A trial pitting the Securities and Exchange Commission against Marc Belzberg and First City Financial Corp. began yesterday in federal court, with the SEC's ability to prosecute alleged takeover abuses successfully also on trial.
The stakes in the case go beyond the immediate question of whether Belzberg and First City violated securities laws by concealing ownership of more than 5 percent of Ashland Oil Co. stock in March 1986. With the SEC in the midst of major investigations of Drexel Burnham Lambert Inc. and others, the case has become a test of whether the SEC can win complex cases against defendants who contest charges rather than cooperate with authorities.
Belzberg's attorney, Arthur Liman, who served as chief counsel of the Senate committee investigating the Iran-contra affair, also is representing Drexel Burnham junk bond specialist Michael Milken in the SEC investigations. The Drexel investigation and the Belzberg case involve questions of stock trading and disclosure in connection with corporate takeovers.
Marc Belzberg and his father, First City Chairman Samuel Belzberg, sat side by side in the front row of Judge Barrington Parker's courtroom yesterday. Both men are expected to be witnesses in the case. Samuel Belzberg, who directs the family's multibillion-dollar empire from Vancouver, said it was his first time ever inside a U.S. courtroom; he spent much of the proceeding yesterday rubbing and twirling a flat blue stone, which he regularly removed from his suit coat pocket.
The SEC has charged that prior to making a takeover bid for Ashland Oil last year, the Belzbergs concealed their ownership of more than 5 percent of Ashland by "parking" stock with the Wall Street firm of Bear, Stearns & Co.

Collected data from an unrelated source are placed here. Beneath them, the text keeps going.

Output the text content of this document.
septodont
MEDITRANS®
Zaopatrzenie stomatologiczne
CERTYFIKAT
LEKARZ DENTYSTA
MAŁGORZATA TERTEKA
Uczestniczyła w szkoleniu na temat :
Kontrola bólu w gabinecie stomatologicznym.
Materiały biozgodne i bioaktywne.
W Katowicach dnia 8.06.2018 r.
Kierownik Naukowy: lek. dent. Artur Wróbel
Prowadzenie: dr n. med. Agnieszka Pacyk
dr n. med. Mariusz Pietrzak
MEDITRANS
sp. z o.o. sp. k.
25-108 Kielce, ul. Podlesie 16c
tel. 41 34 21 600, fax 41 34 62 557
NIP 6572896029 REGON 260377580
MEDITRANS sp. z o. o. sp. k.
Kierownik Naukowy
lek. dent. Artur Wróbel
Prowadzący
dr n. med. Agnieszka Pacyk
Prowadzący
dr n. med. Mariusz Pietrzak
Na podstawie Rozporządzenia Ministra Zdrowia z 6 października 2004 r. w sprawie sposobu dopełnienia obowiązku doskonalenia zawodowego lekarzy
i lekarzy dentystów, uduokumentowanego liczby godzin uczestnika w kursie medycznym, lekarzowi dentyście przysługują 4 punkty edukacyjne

Once the Belzberg's interest in Ashland or any other public company becomes public knowledge, the stock price of the potential takeover target typically goes up. The SEC charged that Marc Belzberg and First City improperly concealed their substantial Ashland holdings by purchasing shares through Bear Stearns and leaving the shares in a Bear Stearns account, enabling them to continue buying Ashland stock at artificially low prices. SEC rule 13d requires investors to disclose purchases of 5 percent or more in public companies within 10 days.
In his opening argument yesterday, SEC attorney Barry Goldsmith asked Judge Parker to make the Belzbergs give up about $2.7 million in stock trading profits on shares purchased after they allegedly failed to meet disclosure requirements. Goldsmith said that Bear Stearns Chairman Alan C. (Ace) Greenberg, who purchased the shares in question on the Belzberg's behalf, has told the SEC he thought he was purchasing the shares for the Belzbergs.
But Liman and Max Gitter, the attorneys from the law firm of Paul, Weiss, Rifkind, Wharton & Garrison who represented the Belzbergs, said there was a misunderstanding involving Greenberg and Marc Belzberg rather than a securities law violation. Liman said Marc Belzberg never directed Greenberg to purchase the Ashland shares for the Belzbergs; Gitter said Marc Belzberg never received the necessary permission to direct such purchases from his father.
After making a $1.7 billion hostile takeover bid for Ashland last year, the Belzbergs ultimately made a $15.4 million profit when they sold their Ashland shares back to the company and dropped the bid.
Also yesterday, Securities and Exchange Commission Chairman David S. Ruder said commission investigations arising out of the cooperation of former stock speculator Ivan F. Boesky and others are "months rather than weeks" away from completion.